Ross Clark Ross Clark

Quangos are forever

Keir Starmer’s mission to limit them is doomed to fail

Credit: iStock / Coral Hoeren

So it is goodbye to the Payment Systems Regulator, which will be merged with the Financial Conduct Authority. That is not a huge breakthrough for the nation in itself – it merely means that the likes of Visa and Mastercard will have a different telephone number to ring when they want to organise a bit of lobbying. But it is, Keir Starmer wants us to know, just the beginning. Just as he promised on Monday to chop the benefits bill, the Prime Minister wants us to know that he now has quangos in his sights.

To be fair to him, he does seem to appreciate the problem with ‘quasi-autonomous non-government organisations’, to give them their full name. It is not just a matter of public money being splurged on salaries, first-class tickets, hotels and all the other things that quangocrats enjoy. The rise of quangos has been driven by a desire on the part of ministers to avoid accountability. Create a water regulator, for example, and you don’t have to answer directly for the failures of Thames Water. Create a rail regulator and you can palm off onto them the responsibility for dealing with strikes. Instead, when public services fail, a minister blames the quango – or can even call for its head to resign. Taxpayers are coughing up to employ a very expensive form of human shield.

‘For too long, the previous government hid behind regulators – deferring decisions and allowing regulations to bloat and block meaningful growth in this country,’ Starmer tells us. That is all correct except for his attempt to restrict the phenomenon to Conservative governments. The Blair and Brown governments were masters at it too. Just look at the Sentencing Council, created in the last few months of Gordon Brown’s government. When it recently emerged that the Council was ordering judges to take into account criminals’ ethnicity and sexuality before sentencing them, Justice Secretary Shabana Mahmood barked at it and described it as unacceptable. The guidelines will very likely survive unchanged, but Mahmood has been able to deny that the policy had anything to do with her or anyone else in government – even though the liberal instincts of the Sentencing Council are no doubt quietly cheered on by many in the Labour party.
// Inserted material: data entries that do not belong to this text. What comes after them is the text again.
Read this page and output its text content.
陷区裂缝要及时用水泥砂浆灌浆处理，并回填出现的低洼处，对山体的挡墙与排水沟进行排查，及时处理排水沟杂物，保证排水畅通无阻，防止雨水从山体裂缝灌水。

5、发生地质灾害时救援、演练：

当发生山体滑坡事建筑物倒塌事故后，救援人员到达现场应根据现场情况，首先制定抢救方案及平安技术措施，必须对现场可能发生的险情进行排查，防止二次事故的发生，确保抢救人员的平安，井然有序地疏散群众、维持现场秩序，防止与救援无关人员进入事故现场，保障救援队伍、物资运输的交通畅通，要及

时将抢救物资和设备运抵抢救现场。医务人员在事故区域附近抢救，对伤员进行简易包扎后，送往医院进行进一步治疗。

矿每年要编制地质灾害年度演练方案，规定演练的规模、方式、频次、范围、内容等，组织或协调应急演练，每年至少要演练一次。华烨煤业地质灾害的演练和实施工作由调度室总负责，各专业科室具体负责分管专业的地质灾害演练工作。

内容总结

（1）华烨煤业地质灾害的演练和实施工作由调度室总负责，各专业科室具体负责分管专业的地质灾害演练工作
Starmer’s big problem, though – as the Conservatives have pointed out – is that the government has spent its first eight months creating new quangos left, right and centre. The Tories name 27 of them, including Great British Energy, the Independent Football Regulator, the Regulatory Innovation Office and the Solar Taskforce. In addition, the Employment Rights Bill will create a Fair Work Agency. None create quite so much despair in me, though, as the new Office for Value for Money (OVfM), which Rachel Reeves announced in her October Budget. Don’t we already have a National Audit Office? One of the first jobs of any cost-cutting exercise, surely, is to identify areas of duplication. In which case, will the OVfM, in its first act, abolish itself?

The OVfM has shades of the Office of Tax Simplification, which George Osborne created in 2010, in the middle of the Coalition’s supposed ‘bonfire of the quangos’ – and stands as a reminder to the Conservatives that they are as embroiled in quango-creation as their opponents. As an indicator of its success, the 2009/10 edition of Tolley’s Tax Guide – the accountants’ bible – had 867 pages. By the 2023/24 edition – when the Office of Tax Simplification was abolished – it had grown to 1,020 pages. If Osborne wanted simpler taxes, why didn’t he just make them so, given that he was Chancellor? The role of the quango was not so much to make taxes simpler as to create the impression that that was what he was doing.

Sorry, but I don’t believe that Starmer’s own bonfire of the quangos will be any different. It is just a PR exercise, designed to cover up what the government is really doing, which is to create even more jobs funded from the public purse – and to evade accountability in the process.